Whoever first uttered the phrase “children keep you young” clearly didn’t have children themselves. Because once you have kids, you know better. Children don’t keep you young; they prematurely age the hell out of you.
I can’t say with absolute certainty that the increasing frequency with which I have to color my hair is directly related to having children, but don’t you think it’s suspicious that the gray hairs on my head seem to appear in two-year increments? I don’t have scientific proof that the wrinkles on my forehead become more pronounced every year on each of my kids’ birthdays, but it sure seems like a trend to me. And while I expected that giving birth vaginally three times in four years would, um, loosen things up, I didn’t expect that at thirty-five years old I would be watching commercials for Depends with sincere curiosity.
Speaking of television commercials, what’s with all the advertisements that show gleeful mothers playfully chasing their children around the yard?
The last time I chased my own kids, it was to retrieve my phone from an untimely death in a stream. And I definitely wasn’t laughing about it. I had a moment last summer when I thought that maybe I was uniquely lazy, that perhaps other mothers did play chase with their kids. I was inside the house, watching through the window as my forty-something cousin chased after her ten-year-old son. Boy, I thought to myself. She is so playful. Such a fun mom! Just as I was starting to put on my sneakers out of mommy guilt, I watched as she caught up to him, ordered him to open his hand, and snatched a stolen piece of candy out of his grubby paws. She wasn’t chasing after him. She was literally chasing him.

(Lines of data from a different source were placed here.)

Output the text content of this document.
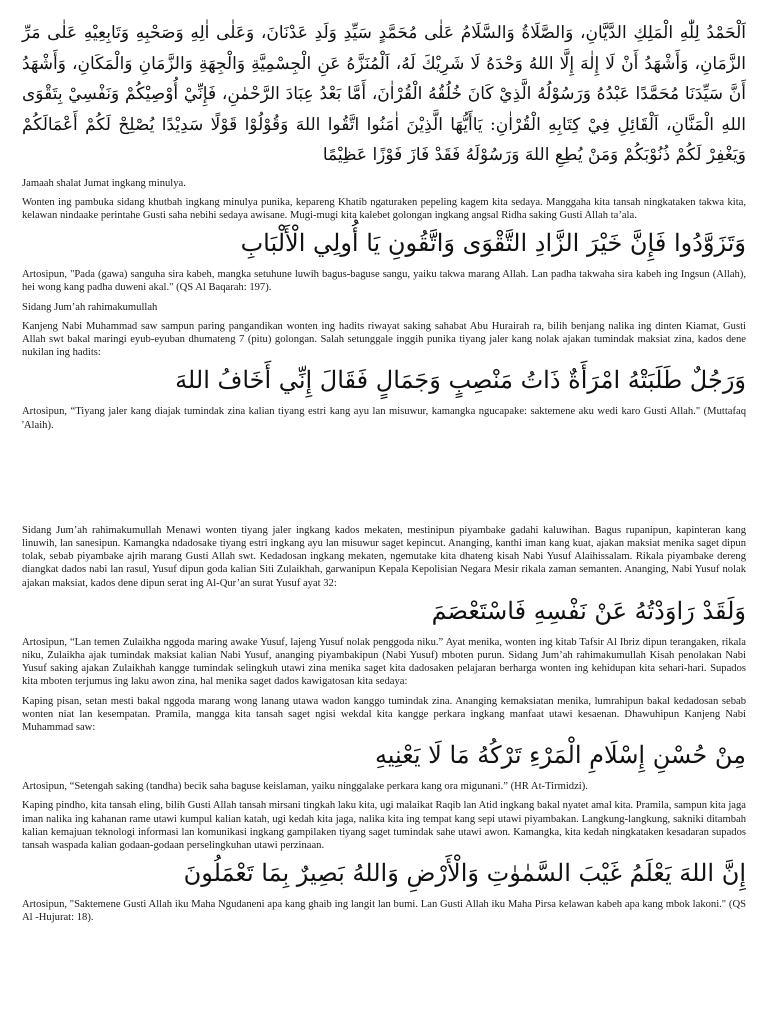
اَلْحَمْدُ لِلّٰهِ الْمَلِكِ الدَّيَّانِ، وَالصَّلَاةُ وَالسَّلَامُ عَلٰى مُحَمَّدٍ سَيِّدِ وَلَدِ عَدْنَانَ، وَعَلٰى اٰلِهِ وَصَحْبِهِ وَتَابِعِيْهِ عَلٰى مَرِّ الزَّمَانِ، وَأَشْهَدُ أَنْ لَا إِلٰهَ إِلَّا اللهُ وَحْدَهُ لَا شَرِيْكَ لَهُ، اَلْمُنَزَّهُ عَنِ الْجِسْمِيَّةِ وَالْجِهَةِ وَالزَّمَانِ وَالْمَكَانِ، وَأَشْهَدُ أَنَّ سَيِّدَنَا مُحَمَّدًا عَبْدُهُ وَرَسُوْلُهُ الَّذِيْ كَانَ خُلُقُهُ الْقُرْاٰنَ، أَمَّا بَعْدُ عِبَادَ الرَّحْمٰنِ، فَإِنِّيْ أُوْصِيْكُمْ وَنَفْسِيْ بِتَقْوَى اللهِ الْمَنَّانِ، اَلْقَائِلِ فِيْ كِتَابِهِ الْقُرْاٰنِ: يَاأَيُّهَا الَّذِيْنَ اٰمَنُوا اتَّقُوا اللهَ وَقُوْلُوْا قَوْلًا سَدِيْدًا يُصْلِحْ لَكُمْ أَعْمَالَكُمْ وَيَغْفِرْ لَكُمْ ذُنُوْبَكُمْ وَمَنْ يُطِعِ اللهَ وَرَسُوْلَهُ فَقَدْ فَازَ فَوْزًا عَظِيْمًا

Jamaah shalat Jumat ingkang minulya.

Wonten ing pambuka sidang khutbah ingkang minulya punika, kepareng Khatib ngaturaken pepeling kagem kita sedaya. Manggaha kita tansah ningkataken takwa kita, kelawan nindaake perintahe Gusti saha nebihi sedaya awisane. Mugi-mugi kita kalebet golongan ingkang angsal Ridha saking Gusti Allah ta’ala.

وَتَزَوَّدُوا فَإِنَّ خَيْرَ الزَّادِ التَّقْوَى وَاتَّقُونِ يَا أُولِي الْأَلْبَابِ

Artosipun, "Pada (gawa) sanguha sira kabeh, mangka setuhune luwih bagus-baguse sangu, yaiku takwa marang Allah. Lan padha takwaha sira kabeh ing Ingsun (Allah), hei wong kang padha duweni akal." (QS Al Baqarah: 197).

Sidang Jum’ah rahimakumullah

Kanjeng Nabi Muhammad saw sampun paring pangandikan wonten ing hadits riwayat saking sahabat Abu Hurairah ra, bilih benjang nalika ing dinten Kiamat, Gusti Allah swt bakal maringi eyub-eyuban dhumateng 7 (pitu) golongan. Salah setunggale inggih punika tiyang jaler kang nolak ajakan tumindak maksiat zina, kados dene nukilan ing hadits:

وَرَجُلٌ طَلَبَتْهُ امْرَأَةٌ ذَاتُ مَنْصِبٍ وَجَمَالٍ فَقَالَ إِنِّي أَخَافُ اللهَ

Artosipun, “Tiyang jaler kang diajak tumindak zina kalian tiyang estri kang ayu lan misuwur, kamangka ngucapake: saktemene aku wedi karo Gusti Allah." (Muttafaq 'Alaih).

Sidang Jum’ah rahimakumullah Menawi wonten tiyang jaler ingkang kados mekaten, mestinipun piyambake gadahi kaluwihan. Bagus rupanipun, kapinteran kang linuwih, lan sanesipun. Kamangka ndadosake tiyang estri ingkang ayu lan misuwur saget kepincut. Ananging, kanthi iman kang kuat, ajakan maksiat menika saget dipun tolak, sebab piyambake ajrih marang Gusti Allah swt. Kedadosan ingkang mekaten, ngemutake kita dhateng kisah Nabi Yusuf Alaihissalam. Rikala piyambake dereng diangkat dados nabi lan rasul, Yusuf dipun goda kalian Siti Zulaikhah, garwanipun Kepala Kepolisian Negara Mesir rikala zaman semanten. Ananging, Nabi Yusuf nolak ajakan maksiat, kados dene dipun serat ing Al-Qur’an surat Yusuf ayat 32:

وَلَقَدْ رَاوَدْتُهُ عَنْ نَفْسِهِ فَاسْتَعْصَمَ

Artosipun, “Lan temen Zulaikha nggoda maring awake Yusuf, lajeng Yusuf nolak penggoda niku.” Ayat menika, wonten ing kitab Tafsir Al Ibriz dipun terangaken, rikala niku, Zulaikha ajak tumindak maksiat kalian Nabi Yusuf, ananging piyambakipun (Nabi Yusuf) mboten purun. Sidang Jum’ah rahimakumullah Kisah penolakan Nabi Yusuf saking ajakan Zulaikhah kangge tumindak selingkuh utawi zina menika saget kita dadosaken pelajaran berharga wonten ing kehidupan kita sehari-hari. Supados kita mboten terjumus ing laku awon zina, hal menika saget dados kawigatosan kita sedaya:

Kaping pisan, setan mesti bakal nggoda marang wong lanang utawa wadon kanggo tumindak zina. Ananging kemaksiatan menika, lumrahipun bakal kedadosan sebab wonten niat lan kesempatan. Pramila, mangga kita tansah saget ngisi wekdal kita kangge perkara ingkang manfaat utawi kesaenan. Dhawuhipun Kanjeng Nabi Muhammad saw:

مِنْ حُسْنِ إِسْلَامِ الْمَرْءِ تَرْكُهُ مَا لَا يَعْنِيهِ

Artosipun, “Setengah saking (tandha) becik saha baguse keislaman, yaiku ninggalake perkara kang ora migunani.” (HR At-Tirmidzi).

Kaping pindho, kita tansah eling, bilih Gusti Allah tansah mirsani tingkah laku kita, ugi malaikat Raqib lan Atid ingkang bakal nyatet amal kita. Pramila, sampun kita jaga iman nalika ing kahanan rame utawi kumpul kalian katah, ugi kedah kita jaga, nalika kita ing tempat kang sepi utawi piyambakan. Langkung-langkung, sakniki ditambah kalian kemajuan teknologi informasi lan komunikasi ingkang gampilaken tiyang saget tumindak sahe utawi awon. Kamangka, kita kedah ningkataken kesadaran supados tansah waspada kalian godaan-godaan perselingkuhan utawi perzinaan.

إِنَّ اللهَ يَعْلَمُ غَيْبَ السَّمٰوٰتِ وَالْأَرْضِ وَاللهُ بَصِيرٌ بِمَا تَعْمَلُونَ

Artosipun, "Saktemene Gusti Allah iku Maha Ngudaneni apa kang ghaib ing langit lan bumi. Lan Gusti Allah iku Maha Pirsa kelawan kabeh apa kang mbok lakoni." (QS Al -Hujurat: 18).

Running around after kids isn’t a job for parents. It’s for the other people who don’t live with the little suckers.
Take my brother and sister-in-law, for instance. They are a mere three years younger than Jeff and I, but when they’re around the kids, you’d swear we were separated by generations. They dart around playing chase for hours. They have the stamina and patience for endless games of Simon Says and Red Rover and Marco Polo. And I’m not talking the lazy mom versions that I play here and there (“Simon says fetch Mommy a Diet Coke and we’ll play later!”) but full-on games. Endlessly. They giggle and skip and dance and
somersault while Jeff and I look on with food dribbling from our chins and glazed expressions on our wrinkled, crusty faces. We’ll just let you enjoy the kids, we say. It’s not because we don’t want to go for that three-mile hike, but because we literally can’t. Once we have family in town to entertain the kids, we’re too fucking exhausted to even think about moving.
Before we had children, family visits were a time to show off our wonderful life together. We’d parade our childless or empty-nester guests around town, eating at the yummy restaurants we frequented and cooking them feasts at home. I’d have candles lit in the guest bath and an array of travel-size shampoos and conditioners waiting in the shower. Clean towels sat at the foot of the bed, and my guests could find their favorite beverages lining the fridge. Their wish was my command, and I made it my mission to make their weekend away as relaxing and enjoyable as possible. These days? My mission is to relinquish all parental responsibility and get a good nap under my belt while they earn their keep.
We offer our guests a quick tour: where to find clean(ish) towels, what food is still safe to eat, and which bathroom to avoid due to the permanent stench of little-boy piss. Then Jeff and I dart up the stairs to our bedroom, before our guests know what hit them. You’re fine with them, right? we call after them, not waiting around for an answer. They can handle themselves . . . we think. By the time the weekend is over, our guests look like they’ve been through war. Suddenly they’ve acquired new wrinkles, and the light in their eyes seems to have extinguished. But I don’t feel badly. After all, they get to return home to a childless utopia and regain that youthful glow we kissed goodbye with our firstborn.
So, no, having kids doesn’t keep you young. It does, however, serve as excellent birth control for your luminous and rested childless family and friends. Compared to us parents, they look and feel as if they’ve bathed in the fountain of youth. Or, perhaps that’s just all the sex they’re still having.